Much like their medtech peers, Medtronic executives said that the economic environment last quarter was fairly stable after years of disruption and uncertainty from COVID-19 surges.

“The markets are pretty stable, especially relative to what we’ve seen over the last couple of years, with procedures back to normal growth,” Martha said. “The staffing issues that were hurting the procedural growth are more or less under control.”

He added that pricing and the supply chain have both been more stable as well.

CFO Karen Parkhill said the company had a strong quarter, regardless of the month. She added that the first weeks of the current quarter have been trending well and are in line with expectations.

Medtronic continued to produce year-over-year growth in its 2024 fiscal year, reporting second-quarter sales growth of 5% to $7.98 billion. The company more than doubled its net income year over year last quarter to $911 million, after reporting a 15% year-over-year decrease in its fiscal first quarter.

Martha noted some improvement in transcatheter aortic valve replacement (TAVR) procedures, even though the company grew below the market at mid-single-digits last quarter.

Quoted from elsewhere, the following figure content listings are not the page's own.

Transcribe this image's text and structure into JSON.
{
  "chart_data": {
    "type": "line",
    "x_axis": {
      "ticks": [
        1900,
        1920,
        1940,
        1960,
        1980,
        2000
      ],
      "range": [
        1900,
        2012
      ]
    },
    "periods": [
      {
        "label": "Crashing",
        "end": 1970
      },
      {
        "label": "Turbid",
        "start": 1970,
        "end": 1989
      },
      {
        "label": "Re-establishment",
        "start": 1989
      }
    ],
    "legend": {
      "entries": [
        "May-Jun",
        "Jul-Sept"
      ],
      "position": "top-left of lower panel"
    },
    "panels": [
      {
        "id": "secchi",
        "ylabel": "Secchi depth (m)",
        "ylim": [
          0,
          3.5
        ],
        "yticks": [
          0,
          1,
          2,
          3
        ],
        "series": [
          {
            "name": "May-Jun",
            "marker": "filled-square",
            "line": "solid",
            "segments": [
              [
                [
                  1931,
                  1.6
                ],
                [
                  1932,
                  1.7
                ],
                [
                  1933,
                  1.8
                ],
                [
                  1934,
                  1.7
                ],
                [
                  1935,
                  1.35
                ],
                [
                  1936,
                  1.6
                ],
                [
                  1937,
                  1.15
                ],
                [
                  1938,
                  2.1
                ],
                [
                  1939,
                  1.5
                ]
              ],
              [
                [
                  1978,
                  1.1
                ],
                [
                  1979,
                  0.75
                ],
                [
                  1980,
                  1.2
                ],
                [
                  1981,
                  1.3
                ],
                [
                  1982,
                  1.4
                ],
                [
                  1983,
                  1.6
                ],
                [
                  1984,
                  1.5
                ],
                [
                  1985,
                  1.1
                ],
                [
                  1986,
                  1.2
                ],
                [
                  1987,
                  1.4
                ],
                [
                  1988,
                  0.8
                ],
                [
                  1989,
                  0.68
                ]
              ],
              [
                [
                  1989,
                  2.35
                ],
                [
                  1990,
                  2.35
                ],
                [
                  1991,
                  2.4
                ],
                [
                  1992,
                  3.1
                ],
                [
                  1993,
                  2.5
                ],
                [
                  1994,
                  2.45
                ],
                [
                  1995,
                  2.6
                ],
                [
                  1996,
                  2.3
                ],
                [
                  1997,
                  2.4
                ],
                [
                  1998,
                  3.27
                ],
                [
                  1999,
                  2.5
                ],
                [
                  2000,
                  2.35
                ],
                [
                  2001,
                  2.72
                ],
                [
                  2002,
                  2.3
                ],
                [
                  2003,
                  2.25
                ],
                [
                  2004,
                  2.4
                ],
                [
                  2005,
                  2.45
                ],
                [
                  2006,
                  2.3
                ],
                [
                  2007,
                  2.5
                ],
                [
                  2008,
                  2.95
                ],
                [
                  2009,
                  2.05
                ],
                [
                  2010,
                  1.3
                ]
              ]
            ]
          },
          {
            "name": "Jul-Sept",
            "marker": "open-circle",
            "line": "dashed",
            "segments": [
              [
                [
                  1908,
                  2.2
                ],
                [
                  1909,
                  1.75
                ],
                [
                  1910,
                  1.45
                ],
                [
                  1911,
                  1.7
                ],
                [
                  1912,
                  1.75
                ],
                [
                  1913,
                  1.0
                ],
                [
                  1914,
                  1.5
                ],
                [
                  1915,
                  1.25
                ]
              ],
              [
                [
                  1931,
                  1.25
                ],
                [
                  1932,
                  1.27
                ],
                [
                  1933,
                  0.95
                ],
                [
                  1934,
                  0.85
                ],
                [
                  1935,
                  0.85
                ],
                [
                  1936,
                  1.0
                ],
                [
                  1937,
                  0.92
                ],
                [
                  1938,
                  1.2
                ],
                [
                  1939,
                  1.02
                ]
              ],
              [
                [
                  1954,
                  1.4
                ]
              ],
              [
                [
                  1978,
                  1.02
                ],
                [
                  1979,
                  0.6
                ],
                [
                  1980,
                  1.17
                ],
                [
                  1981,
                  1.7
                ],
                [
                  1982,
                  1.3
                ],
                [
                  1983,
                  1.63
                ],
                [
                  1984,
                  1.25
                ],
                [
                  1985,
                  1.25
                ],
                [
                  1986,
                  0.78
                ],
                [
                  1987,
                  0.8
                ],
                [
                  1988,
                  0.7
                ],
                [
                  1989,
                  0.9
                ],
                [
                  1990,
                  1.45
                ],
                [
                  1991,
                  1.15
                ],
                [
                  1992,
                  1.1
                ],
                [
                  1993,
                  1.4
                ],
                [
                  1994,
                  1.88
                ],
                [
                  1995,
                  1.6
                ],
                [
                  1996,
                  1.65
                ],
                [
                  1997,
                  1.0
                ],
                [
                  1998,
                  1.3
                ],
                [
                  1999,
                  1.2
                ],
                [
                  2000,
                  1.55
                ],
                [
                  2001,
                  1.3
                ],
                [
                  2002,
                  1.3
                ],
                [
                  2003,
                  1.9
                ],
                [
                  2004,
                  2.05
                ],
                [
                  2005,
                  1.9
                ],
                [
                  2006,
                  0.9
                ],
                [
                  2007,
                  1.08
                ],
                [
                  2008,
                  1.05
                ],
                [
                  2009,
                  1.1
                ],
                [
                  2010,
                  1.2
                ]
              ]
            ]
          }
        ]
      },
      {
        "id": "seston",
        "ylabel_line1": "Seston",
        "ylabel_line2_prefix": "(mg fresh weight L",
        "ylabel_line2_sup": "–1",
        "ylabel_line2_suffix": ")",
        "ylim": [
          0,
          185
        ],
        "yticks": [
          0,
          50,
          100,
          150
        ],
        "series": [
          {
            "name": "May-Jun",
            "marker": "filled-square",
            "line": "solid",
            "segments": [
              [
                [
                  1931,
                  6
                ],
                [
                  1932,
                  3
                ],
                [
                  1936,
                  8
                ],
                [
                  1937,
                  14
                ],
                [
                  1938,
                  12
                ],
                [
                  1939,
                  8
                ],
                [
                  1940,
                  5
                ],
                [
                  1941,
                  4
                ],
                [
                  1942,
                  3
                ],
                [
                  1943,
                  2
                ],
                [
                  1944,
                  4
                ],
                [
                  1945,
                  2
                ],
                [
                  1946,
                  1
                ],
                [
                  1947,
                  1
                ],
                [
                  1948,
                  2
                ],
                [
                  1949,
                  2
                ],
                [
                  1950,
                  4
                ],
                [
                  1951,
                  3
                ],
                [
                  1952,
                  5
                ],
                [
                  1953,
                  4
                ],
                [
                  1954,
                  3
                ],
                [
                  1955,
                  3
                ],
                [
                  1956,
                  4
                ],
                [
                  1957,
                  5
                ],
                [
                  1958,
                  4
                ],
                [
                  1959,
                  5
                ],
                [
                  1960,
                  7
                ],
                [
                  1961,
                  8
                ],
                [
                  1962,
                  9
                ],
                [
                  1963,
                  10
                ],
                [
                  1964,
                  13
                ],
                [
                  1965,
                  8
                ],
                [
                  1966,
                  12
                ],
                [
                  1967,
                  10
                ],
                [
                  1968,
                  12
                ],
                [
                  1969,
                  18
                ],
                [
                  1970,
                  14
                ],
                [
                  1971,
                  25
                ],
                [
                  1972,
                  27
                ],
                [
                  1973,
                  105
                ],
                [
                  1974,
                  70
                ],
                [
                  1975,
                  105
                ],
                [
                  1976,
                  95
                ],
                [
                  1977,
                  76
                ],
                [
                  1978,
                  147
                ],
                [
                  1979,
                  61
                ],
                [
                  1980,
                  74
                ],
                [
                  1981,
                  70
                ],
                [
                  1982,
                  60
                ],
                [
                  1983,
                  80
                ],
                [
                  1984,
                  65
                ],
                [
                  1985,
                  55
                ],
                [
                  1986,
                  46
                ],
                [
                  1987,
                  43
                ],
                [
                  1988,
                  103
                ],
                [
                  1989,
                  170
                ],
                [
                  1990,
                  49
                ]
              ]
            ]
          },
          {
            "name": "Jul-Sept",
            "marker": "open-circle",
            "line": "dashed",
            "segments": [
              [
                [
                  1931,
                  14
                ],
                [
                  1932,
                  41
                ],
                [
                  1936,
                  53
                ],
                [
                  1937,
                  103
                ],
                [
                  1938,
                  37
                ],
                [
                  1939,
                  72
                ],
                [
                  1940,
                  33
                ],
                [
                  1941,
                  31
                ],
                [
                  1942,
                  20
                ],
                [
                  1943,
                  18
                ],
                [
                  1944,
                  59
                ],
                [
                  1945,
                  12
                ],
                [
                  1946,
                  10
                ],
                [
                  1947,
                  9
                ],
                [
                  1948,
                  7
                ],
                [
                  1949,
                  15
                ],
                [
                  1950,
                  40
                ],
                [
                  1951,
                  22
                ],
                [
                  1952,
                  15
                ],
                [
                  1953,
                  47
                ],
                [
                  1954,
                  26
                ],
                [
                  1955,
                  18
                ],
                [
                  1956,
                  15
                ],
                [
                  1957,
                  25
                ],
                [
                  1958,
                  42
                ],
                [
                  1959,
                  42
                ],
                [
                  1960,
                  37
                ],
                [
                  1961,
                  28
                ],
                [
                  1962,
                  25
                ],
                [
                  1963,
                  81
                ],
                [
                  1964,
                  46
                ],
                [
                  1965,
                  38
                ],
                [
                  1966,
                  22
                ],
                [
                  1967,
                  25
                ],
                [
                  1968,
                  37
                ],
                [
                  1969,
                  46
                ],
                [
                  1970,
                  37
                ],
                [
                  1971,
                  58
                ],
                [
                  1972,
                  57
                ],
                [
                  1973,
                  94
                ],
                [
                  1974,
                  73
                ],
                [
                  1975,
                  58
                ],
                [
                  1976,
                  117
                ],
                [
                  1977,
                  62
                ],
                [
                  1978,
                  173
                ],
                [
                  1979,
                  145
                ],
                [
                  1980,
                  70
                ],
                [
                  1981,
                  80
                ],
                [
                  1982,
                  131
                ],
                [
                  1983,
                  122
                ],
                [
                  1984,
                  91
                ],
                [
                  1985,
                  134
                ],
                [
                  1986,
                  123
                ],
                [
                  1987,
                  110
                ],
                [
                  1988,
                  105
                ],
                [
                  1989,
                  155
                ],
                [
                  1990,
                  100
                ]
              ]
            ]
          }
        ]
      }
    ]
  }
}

While U.S. TAVR procedures declined slightly year over year, they grew 4% sequentially. Medtronic also said TAVR procedures had high-single-digit growth in Europe and solid growth in Japan.

Meanwhile, the company’s diabetes unit continues to rebound from safety issues over the past several years, which delayed key product releases. Martha said Medtronic expects to return to year-over-year U.S. sales growth in the back half of its fiscal year.

Medtronic raised its revenue growth forecast from 4.5% to 4.75% due to a solid first half of its fiscal year.